Dans le même festival, Wurm dévoile une étonnante maison, tellement étroite que les visiteurs doivent se contorsionner pour en parcourir les couloirs. Dans ses «One Minute Sculptures», il questionne notre rapport aux objets du quotidien, en demandant littéralement à ses sujets de devenir des meubles. L’exercice permet aux visiteurs de ressentir, le temps d’une pause, le travail qu’exerce un objet, d’éprouver la condition de ces artefacts qui nous accompagnent au quotidien.

Ludique, loufoque, énigmatique, la démarche de Wurm nous rappelle toutefois combien nous construisons notre environnement en même temps que celui-ci nous construit.
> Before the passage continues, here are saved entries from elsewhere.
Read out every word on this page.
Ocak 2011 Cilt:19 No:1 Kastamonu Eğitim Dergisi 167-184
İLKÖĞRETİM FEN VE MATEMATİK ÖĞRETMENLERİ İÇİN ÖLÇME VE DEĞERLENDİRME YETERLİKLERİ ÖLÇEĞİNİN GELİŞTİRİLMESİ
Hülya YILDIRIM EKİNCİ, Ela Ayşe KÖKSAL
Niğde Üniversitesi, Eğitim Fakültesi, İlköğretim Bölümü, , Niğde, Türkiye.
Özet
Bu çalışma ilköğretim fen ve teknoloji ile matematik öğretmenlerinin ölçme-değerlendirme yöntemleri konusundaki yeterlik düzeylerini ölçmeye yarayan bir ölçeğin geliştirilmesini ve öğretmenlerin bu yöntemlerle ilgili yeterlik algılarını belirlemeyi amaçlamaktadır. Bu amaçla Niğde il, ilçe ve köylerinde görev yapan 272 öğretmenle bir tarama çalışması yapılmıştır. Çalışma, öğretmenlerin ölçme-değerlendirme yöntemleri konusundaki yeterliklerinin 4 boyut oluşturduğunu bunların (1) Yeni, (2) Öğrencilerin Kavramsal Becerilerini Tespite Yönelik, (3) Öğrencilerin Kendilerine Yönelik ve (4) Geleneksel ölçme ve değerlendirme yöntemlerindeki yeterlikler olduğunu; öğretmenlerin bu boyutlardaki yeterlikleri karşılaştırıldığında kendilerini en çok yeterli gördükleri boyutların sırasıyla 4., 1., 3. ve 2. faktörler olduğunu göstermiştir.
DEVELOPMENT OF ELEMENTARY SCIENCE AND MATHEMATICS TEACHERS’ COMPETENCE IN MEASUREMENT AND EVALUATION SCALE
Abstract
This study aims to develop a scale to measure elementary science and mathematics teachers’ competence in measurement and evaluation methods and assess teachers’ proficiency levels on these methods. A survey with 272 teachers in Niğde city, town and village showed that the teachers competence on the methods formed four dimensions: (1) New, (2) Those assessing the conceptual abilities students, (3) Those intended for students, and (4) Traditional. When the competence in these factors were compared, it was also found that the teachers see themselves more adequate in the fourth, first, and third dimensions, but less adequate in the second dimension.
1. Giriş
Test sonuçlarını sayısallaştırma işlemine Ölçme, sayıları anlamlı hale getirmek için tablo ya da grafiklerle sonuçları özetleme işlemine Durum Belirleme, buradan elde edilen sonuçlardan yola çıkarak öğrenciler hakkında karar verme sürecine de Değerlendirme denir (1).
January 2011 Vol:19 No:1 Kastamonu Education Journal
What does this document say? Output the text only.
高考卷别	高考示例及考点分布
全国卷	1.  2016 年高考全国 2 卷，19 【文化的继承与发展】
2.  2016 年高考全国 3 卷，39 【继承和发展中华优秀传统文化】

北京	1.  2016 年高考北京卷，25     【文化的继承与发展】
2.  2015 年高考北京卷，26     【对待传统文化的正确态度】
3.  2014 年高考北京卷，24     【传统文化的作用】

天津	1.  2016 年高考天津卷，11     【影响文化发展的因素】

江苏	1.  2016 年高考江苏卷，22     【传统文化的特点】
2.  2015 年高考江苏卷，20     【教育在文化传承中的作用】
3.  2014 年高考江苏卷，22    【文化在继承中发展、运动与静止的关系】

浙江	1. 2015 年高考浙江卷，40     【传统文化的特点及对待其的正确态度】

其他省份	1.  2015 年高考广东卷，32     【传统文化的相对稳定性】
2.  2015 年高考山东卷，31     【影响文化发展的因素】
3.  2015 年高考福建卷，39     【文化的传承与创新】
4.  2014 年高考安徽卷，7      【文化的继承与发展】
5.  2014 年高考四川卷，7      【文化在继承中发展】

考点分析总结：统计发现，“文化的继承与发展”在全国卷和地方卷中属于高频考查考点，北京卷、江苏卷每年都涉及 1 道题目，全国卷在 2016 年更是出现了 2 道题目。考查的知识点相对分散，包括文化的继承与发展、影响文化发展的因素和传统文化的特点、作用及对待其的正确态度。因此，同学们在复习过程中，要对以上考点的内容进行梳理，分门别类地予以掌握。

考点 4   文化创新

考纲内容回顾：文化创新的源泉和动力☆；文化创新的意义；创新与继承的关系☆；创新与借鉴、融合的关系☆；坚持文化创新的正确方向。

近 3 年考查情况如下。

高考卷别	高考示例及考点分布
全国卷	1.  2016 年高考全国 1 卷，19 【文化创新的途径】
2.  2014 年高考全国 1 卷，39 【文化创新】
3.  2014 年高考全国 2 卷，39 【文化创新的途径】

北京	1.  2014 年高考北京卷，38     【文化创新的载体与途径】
Dans le jardin de la villa «Le Lac», c’est bien le trou qui importe, celui percé dans le mur, et qui crée une relation entre sujet et paysage.

Les contributions de ce cahier abordent la modernité comme une recherche permanente (et non comme un patrimoine figé). Les objets dont il est question sont constamment réévalués, en particulier par le rapport au corps. C’est le cas de l’appartement-atelier de Le Corbusier, dans lequel celui-ci teste lui-même sa définition de la domesticité, fait grandir ses conceptions, comme un escargot sa coquille. C’est le cas d’Alberto Sartoris, qui emploie les couleurs, non pas pour elles-mêmes, mais bien pour modifier la perception d’un espace. C’est le cas, enfin, de la réalisation de Peter Märkli pour la cave Fin Bec, qui cale ses proportions à la mesure du corps, de l’œil, et du paysage avec lequel il compose.

Les vignobles vaudois et valaisans, avec leur parfum d’Arcadie, offrent un cadre idéal pour apprécier ces leçons simples.

Bonne lecture!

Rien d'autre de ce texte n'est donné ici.